West China-Washington Mitochondria and Metabolism Research Center; Key Lab of Transplant Engineering and Immu-Nology, MOH, Regenerative Medicine Research Center, West China Hospital, Sichuan University, No. 88, Keyuan South Road, Hi-tech Zone, Chengdu, 610041, China.
Shanghai Institute of Materia Medica, Chinese Academy of Sciences, Shanghai, China.
BMC Bioinformatics. 2020 Oct 7;21(1):439. doi: 10.1186/s12859-020-03783-0.
Mass spectrometry (MS) has become a promising analytical technique to acquire proteomics information for the characterization of biological samples. Nevertheless, most studies focus on the final proteins identified through a suite of algorithms by using partial MS spectra to compare with the sequence database, while the pattern recognition and classification of raw mass-spectrometric data remain unresolved.

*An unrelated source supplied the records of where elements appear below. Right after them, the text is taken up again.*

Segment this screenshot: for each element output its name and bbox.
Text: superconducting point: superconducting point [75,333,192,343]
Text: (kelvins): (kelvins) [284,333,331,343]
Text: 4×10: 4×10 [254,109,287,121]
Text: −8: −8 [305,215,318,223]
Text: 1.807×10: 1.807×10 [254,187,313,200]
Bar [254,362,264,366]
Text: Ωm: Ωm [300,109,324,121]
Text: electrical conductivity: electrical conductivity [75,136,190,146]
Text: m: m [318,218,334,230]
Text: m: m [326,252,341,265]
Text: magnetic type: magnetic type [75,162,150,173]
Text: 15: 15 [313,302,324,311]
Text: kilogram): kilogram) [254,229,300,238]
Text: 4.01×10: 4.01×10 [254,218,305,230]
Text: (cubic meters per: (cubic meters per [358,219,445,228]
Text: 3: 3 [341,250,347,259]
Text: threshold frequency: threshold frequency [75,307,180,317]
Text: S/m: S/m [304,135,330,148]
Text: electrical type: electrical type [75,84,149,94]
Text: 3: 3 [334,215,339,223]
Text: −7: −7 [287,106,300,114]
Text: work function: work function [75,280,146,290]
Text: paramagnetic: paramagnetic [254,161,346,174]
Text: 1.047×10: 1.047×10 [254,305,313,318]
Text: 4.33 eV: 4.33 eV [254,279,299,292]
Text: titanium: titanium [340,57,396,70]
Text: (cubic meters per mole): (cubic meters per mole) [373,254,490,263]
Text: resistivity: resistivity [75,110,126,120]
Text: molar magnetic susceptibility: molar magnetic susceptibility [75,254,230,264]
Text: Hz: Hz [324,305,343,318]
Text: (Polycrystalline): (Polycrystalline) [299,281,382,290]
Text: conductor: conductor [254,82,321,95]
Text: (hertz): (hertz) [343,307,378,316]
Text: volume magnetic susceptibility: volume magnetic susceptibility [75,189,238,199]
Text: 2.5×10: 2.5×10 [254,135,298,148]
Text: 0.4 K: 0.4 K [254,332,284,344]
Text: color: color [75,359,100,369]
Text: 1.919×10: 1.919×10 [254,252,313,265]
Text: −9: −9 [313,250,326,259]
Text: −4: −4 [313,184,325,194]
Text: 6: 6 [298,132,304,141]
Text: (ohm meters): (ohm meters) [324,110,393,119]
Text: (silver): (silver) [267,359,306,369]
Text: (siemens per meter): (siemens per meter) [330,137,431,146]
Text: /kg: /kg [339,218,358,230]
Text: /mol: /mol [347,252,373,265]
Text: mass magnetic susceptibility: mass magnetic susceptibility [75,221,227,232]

We developed an open-source and comprehensive platform, named MSpectraAI, for analyzing large-scale MS data through deep neural networks (DNNs); this system involves spectral-feature swath extraction, classification, and visualization. Moreover, this platform allows users to create their own DNN model by using Keras. To evaluate this tool, we collected the publicly available proteomics datasets of six tumor types (a total of 7,997,805 mass spectra) from the ProteomeXchange consortium and classified the samples based on the spectra profiling. The results suggest that MSpectraAI can distinguish different types of samples based on the fingerprint spectrum and achieve better prediction accuracy in MS1 level (average 0.967).
This study deciphers proteome profiling of raw mass spectrometry data and broadens the promising application of the classification and prediction of proteomics data from multi-tumor samples using deep learning methods. MSpectraAI also shows a better performance compared to the other classical machine learning approaches.
质谱(MS)已成为一种很有前途的分析技术,可用于获取蛋白质组学信息以对生物样本进行特征分析。然而,大多数研究都集中在通过使用部分 MS 谱与序列数据库进行比较的一系列算法来最终确定蛋白质,而原始质谱数据的模式识别和分类仍然没有得到解决。
我们开发了一个名为 MSpectraAI 的开源且全面的平台,用于通过深度神经网络(DNN)分析大规模 MS 数据;该系统涉及光谱特征条带提取、分类和可视化。此外,该平台允许用户使用 Keras 创建自己的 DNN 模型。为了评估这个工具,我们从 ProteomeXchange 联盟收集了六个肿瘤类型的公开可用蛋白质组学数据集(共计 7,997,805 个质谱),并根据谱图分析对样本进行分类。结果表明,MSpectraAI 可以根据指纹谱区分不同类型的样本,并在 MS1 水平上实现更好的预测精度(平均 0.967)。
本研究揭示了原始质谱数据的蛋白质组特征,并通过深度学习方法拓宽了对多肿瘤样本的蛋白质组数据分类和预测的应用前景。与其他经典机器学习方法相比,MSpectraAI 也表现出更好的性能。